The WWC now falls under the WWP and we are currently considering ways to thicken and grow connections within and between. We are exploring the following strategies.
- Writing learning paths between WI and writing rich courses and the creation of micro-credentials which measure the quality of writing and thinking skills attained.
- Formalised professional development plans for WI lecturers and WFs and writing consultants; especially for WFs as they move between working as a writing consultant in the WWC, as a WF in different disciplines, and as a mentor to other WFs as a Senior Writing Fellow.
- Writing centre consultation strategies to promote cohesion within the WWP, which allows for local adaptation and a cross-pollination of teaching ideas across disciplines.

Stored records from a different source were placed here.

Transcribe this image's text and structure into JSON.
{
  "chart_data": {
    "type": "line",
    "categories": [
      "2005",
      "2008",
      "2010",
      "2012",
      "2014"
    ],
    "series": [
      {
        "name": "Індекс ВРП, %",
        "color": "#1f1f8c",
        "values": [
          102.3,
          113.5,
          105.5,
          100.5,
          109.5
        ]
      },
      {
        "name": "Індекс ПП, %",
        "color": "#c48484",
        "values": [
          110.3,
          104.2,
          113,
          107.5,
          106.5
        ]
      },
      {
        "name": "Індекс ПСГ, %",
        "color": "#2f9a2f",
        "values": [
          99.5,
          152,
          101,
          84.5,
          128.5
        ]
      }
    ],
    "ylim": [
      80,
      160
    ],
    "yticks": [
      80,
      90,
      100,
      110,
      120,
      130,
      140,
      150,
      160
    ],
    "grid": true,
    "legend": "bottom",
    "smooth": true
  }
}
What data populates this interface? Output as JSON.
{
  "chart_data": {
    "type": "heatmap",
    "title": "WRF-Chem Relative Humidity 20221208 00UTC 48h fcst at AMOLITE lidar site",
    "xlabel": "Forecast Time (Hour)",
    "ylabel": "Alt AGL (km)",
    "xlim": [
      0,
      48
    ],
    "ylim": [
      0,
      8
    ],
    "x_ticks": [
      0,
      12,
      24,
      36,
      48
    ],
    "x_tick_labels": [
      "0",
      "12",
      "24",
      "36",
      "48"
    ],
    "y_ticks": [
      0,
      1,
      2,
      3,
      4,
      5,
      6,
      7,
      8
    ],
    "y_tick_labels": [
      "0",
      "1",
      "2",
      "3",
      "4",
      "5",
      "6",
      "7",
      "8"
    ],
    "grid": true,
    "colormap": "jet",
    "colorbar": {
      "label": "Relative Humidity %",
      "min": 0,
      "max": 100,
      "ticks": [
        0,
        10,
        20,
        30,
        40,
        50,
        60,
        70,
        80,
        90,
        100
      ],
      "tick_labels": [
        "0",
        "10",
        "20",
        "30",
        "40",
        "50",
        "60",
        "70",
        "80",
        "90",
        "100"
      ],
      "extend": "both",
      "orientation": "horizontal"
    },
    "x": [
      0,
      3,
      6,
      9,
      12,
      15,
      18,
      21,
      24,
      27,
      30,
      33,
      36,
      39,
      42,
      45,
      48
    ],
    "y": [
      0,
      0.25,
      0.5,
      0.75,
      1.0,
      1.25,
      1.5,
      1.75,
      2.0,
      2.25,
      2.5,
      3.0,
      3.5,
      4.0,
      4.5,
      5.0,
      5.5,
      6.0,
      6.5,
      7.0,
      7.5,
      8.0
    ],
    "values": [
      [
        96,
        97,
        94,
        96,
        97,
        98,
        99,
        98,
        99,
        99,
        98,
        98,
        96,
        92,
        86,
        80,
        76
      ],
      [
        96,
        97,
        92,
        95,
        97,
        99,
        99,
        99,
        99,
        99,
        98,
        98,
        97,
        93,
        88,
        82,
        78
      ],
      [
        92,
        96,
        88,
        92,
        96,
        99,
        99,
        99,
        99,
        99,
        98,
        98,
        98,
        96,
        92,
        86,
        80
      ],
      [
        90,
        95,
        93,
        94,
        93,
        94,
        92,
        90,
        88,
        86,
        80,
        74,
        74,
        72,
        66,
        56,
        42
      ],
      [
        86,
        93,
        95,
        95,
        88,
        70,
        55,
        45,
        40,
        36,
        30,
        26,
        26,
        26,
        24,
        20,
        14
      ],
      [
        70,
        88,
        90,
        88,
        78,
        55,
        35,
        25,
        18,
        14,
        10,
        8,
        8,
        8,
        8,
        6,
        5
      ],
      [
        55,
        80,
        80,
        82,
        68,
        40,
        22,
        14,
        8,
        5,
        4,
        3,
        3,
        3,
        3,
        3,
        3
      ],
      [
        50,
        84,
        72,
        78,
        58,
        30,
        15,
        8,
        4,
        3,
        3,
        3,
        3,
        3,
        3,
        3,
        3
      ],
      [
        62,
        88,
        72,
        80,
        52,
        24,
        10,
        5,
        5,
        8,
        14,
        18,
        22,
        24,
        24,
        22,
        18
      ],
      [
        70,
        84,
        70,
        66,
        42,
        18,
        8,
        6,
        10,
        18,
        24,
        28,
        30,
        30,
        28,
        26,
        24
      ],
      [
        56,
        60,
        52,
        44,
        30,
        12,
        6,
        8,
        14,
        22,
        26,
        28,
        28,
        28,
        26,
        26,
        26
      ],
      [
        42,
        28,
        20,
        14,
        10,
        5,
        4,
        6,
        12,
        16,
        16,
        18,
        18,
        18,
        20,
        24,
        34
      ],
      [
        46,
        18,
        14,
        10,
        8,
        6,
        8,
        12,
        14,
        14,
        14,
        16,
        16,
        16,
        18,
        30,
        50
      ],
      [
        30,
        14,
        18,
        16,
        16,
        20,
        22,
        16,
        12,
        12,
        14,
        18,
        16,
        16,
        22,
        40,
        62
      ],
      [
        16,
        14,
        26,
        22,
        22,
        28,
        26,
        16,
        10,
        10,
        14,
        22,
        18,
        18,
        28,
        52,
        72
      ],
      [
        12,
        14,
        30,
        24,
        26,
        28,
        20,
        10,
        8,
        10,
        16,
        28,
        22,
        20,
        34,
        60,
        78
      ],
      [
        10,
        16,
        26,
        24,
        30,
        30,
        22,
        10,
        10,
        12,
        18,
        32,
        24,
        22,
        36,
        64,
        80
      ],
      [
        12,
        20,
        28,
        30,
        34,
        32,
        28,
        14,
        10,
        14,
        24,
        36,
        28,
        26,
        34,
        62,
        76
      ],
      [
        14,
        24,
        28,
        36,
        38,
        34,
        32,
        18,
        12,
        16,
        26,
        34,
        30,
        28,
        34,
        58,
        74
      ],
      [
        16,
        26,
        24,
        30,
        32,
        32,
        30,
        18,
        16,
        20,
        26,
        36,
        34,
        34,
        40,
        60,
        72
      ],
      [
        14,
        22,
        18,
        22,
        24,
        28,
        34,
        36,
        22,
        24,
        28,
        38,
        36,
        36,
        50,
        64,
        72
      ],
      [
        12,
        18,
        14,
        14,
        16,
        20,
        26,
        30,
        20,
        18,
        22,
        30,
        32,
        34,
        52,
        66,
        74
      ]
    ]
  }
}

- Expanding two COVID-inspired strategies that show potential for growth and ongoing connections. The WWC-generated epistolary pedagogy, working with email letters and guiding templates, has been adopted widely across the WWP and is the focus of a national research project funded by the Oppenheimer Memorial Trust. Writing groups for WFs and writing consultants, focussed both on their own writing and on the discussion of teaching strategies, have addressed the need for decentred and independent learning.
Going forward, we wish to maintain and to extend such collaborative thinking practices to grow a rooted and resilient forest.
[1] See Lauren Beukes’ (2010) Zoo City for a fantastical but also realist depiction, and anthropologist Matthew Wilhelm-Solomon’s (2022) The Blinded City for stories from the abandoned heart.
[2] Lisa Delpit (1995) Other People’s Children; Nancy Grimm (1999) Good intentions: Writing center work for postmodern times.
[3] We are grateful to Professor Martha Townsend and her colleagues at the Campus Writing Program of the University of Missouri, Columbia, for their generous guidance in setting up the structures of the WWP.
Pamela Nichols is an Associate Professor and head of the Wits Writing Programme. Her PhD in Comparative Literature (New York University) was guided by the work of Edward Said. Said’s understanding of the institutionalization of knowledge as well as her experiences of working with major writing teachers in the US, influenced her establishment of the Wits Writing Centre (WWC) in 1998. Nichols also spear-headed Writing Intensive courses at Wits, through the Wits Writing Programme (WWP), formalised in 2018. Her recent publications have focussed on listening, the development of the citizen scholar, and the deepening of critical thinking within WI courses.